After graduating from Howard, Gillett formed a law partnership with a man named Watson J. Newton, after being his associate for eighteen years. She chose to pursue a career in real estate and pension law.

== Early career ==
As Gillett became more involved in legal matters, her colleague and friend, Ellen Spencer Mussey, sought her assistance in the education of women in the field of law. Mussey had been approached in 1895 by Delia Sheldon Jackson, an aspiring attorney, to apprentice her as a student of law. Realizing both the scope of the task and the significance of the opportunity, Mussey sought out the assistance of Gillett. The two opened the first session of the Woman's Law Class on February 1, 1896. The class had an enrollment of three: Jackson and two other women, Nanette Paul and Helen Malcolm.

Within a few years, the program had expanded, and several prominent Washington, D.C., attorneys were brought in to assist Although Mussey and Gillett had not intended to establish an independent law school, when Columbian College (now George Washington University) rejected their request to take on the women they had educated for their final year of education—on grounds that "women did not have the mentality for law". In response to this, the two decided to establish a co-educational law school specifically open to women.

In April 1898, the Washington College of Law– which merged with American University in 1949 – was incorporated in Washington, D.C. Washington College of Law founded by Mussey and Gillett was the first law school in the world to be founded by women. Mussey and Gillett wanted to create a space for women to continue to grow in the law field, but they still wanted gender equality. As a result, Washington College of Law had a coeducation foundation.

== Accomplishments ==
Between 1893 and 1896 Gillett worked with Ellen Spencer Mussey to help married women with property rights and she played a key role in drafting property legislation for Washington. In 1890, she continued to support women's education and career opportunities so she founded an all women's organization called the Wimodausis club. The purpose of this club was to advocate for women's standing in society and support them through their educational and working careers.
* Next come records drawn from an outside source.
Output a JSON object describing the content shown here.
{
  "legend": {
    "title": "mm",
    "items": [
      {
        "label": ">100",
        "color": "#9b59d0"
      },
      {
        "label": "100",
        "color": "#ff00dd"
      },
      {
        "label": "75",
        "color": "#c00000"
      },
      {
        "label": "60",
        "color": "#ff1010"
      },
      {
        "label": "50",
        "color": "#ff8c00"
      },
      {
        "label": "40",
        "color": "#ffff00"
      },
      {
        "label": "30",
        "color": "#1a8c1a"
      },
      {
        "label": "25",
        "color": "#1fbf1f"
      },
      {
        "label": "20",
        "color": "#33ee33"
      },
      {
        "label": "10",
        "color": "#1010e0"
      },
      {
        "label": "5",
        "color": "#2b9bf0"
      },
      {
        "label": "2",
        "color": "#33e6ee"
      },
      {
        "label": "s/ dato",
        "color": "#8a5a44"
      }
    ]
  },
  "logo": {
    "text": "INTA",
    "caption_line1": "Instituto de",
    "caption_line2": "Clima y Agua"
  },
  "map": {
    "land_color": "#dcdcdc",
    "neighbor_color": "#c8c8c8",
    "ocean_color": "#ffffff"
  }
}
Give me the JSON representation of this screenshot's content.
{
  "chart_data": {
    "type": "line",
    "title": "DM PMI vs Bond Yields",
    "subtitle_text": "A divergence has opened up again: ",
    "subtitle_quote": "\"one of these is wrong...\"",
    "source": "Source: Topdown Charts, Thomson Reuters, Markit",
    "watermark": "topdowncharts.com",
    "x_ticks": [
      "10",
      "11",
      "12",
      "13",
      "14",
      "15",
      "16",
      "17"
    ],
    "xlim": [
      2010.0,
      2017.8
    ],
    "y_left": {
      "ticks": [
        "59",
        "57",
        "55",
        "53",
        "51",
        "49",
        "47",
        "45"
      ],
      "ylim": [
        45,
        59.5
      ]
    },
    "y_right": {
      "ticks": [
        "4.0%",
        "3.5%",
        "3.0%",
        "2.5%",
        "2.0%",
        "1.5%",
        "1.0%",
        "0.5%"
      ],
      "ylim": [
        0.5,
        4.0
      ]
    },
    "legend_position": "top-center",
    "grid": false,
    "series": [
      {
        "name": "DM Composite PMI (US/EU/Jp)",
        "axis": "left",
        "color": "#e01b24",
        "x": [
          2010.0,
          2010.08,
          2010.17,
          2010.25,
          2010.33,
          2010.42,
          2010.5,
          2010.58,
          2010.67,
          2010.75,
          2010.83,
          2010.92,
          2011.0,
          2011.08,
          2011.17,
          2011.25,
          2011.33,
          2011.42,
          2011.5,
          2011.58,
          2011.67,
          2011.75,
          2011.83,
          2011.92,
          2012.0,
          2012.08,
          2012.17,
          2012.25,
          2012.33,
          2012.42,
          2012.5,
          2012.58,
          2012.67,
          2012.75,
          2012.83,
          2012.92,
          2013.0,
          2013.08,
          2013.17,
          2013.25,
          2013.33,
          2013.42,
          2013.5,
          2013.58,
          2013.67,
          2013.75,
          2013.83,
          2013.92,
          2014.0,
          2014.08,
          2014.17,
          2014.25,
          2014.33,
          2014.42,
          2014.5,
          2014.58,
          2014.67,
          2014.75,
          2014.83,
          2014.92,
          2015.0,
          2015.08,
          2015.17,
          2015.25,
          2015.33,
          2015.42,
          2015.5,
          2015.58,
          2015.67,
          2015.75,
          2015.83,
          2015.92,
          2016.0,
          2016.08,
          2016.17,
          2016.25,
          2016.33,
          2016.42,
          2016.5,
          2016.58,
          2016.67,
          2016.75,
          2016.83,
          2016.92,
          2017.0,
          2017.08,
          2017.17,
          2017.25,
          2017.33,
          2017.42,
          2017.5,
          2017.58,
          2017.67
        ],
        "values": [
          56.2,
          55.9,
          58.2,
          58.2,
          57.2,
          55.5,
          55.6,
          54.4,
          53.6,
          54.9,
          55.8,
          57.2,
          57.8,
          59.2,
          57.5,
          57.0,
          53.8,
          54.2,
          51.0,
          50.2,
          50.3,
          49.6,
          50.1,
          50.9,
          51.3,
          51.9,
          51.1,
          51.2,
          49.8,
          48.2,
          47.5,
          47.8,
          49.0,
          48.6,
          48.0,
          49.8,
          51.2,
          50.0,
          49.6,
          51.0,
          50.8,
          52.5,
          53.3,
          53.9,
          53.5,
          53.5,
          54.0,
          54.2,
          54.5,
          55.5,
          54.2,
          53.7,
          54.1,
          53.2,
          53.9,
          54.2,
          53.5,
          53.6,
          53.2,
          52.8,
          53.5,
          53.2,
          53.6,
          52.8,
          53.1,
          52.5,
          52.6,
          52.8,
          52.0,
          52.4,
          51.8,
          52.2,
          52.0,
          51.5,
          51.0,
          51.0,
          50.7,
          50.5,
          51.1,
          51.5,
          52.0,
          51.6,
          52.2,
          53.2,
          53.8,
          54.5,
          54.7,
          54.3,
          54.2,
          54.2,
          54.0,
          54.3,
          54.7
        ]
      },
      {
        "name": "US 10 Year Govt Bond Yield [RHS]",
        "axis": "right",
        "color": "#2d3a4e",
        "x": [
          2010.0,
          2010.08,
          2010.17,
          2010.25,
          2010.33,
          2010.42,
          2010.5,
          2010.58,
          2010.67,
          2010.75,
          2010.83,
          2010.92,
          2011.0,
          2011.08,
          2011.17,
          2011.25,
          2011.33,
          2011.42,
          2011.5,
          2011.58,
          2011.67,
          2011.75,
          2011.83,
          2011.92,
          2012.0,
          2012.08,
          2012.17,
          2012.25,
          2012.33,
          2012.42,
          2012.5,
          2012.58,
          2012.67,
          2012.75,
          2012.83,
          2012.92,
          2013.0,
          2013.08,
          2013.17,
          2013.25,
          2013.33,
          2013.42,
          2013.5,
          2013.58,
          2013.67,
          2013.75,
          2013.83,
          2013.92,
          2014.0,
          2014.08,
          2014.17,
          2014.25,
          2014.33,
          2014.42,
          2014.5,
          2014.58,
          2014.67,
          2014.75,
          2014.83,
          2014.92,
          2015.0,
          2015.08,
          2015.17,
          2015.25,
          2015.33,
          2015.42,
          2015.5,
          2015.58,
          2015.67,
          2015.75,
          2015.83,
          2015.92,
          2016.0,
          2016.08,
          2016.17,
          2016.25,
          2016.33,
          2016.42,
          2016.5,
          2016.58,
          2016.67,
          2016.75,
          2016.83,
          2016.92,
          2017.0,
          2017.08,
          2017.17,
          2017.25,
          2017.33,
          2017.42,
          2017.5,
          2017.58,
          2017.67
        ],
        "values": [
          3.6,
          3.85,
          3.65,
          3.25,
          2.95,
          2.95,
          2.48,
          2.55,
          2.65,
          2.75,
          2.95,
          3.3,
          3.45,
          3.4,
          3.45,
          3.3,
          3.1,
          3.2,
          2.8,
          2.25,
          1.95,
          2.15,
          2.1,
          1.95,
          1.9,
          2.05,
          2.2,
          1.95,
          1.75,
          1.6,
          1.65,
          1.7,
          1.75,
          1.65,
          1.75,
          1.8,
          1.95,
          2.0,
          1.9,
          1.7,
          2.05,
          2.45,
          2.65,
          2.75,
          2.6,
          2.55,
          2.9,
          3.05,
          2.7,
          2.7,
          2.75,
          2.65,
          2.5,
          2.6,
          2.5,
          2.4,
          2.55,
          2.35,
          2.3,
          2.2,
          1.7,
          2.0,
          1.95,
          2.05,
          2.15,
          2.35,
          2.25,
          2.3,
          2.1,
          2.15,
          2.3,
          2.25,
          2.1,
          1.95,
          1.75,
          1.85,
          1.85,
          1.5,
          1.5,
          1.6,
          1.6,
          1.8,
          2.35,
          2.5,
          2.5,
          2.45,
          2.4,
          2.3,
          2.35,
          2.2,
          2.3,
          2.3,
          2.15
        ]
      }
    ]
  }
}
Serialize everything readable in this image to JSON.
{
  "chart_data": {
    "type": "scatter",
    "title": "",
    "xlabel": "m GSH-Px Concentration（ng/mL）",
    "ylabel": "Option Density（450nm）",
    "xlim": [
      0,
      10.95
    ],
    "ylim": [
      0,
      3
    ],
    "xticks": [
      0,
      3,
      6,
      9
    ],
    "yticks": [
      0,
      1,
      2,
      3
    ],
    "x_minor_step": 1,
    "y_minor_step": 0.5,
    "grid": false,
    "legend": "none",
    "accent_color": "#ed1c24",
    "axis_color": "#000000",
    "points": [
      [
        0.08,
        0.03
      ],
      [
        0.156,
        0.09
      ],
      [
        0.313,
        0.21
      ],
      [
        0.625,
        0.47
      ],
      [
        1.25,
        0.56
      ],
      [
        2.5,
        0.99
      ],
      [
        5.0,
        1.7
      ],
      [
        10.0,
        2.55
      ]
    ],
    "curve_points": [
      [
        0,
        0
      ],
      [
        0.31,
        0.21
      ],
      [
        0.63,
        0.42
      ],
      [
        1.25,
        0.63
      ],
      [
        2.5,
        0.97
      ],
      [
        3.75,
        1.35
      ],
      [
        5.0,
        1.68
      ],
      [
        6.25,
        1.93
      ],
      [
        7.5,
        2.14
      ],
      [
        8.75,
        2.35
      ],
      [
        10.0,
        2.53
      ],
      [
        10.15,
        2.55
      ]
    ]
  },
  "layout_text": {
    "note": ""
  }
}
Responding to the written invitation issued by Mussey, calling an initial meeting of "an association of women lawyers in the District of Columbia" on May 17, 1917, 29 other women lawyers joined Gillett and Mussey as charter members of the Women's Bar Association of the District of Columbia. Gillet served as the president of the association. At that time, only New York City, Chicago, and Omaha had organized women's bar associations.

Gillett held many additional roles, including Vice President for the District of Columbia of the American Bar Association in 1922; President of the State Suffrage Association of the District.

At the time of her death was Dean Emeritus of the Washington College of Law and Chairman of the Legal Branch of the National Woman's Party.

==Death==
Gillett died on January 23, 1927, after contracting pneumonia while confined to her bed after breaking her hip the previous October.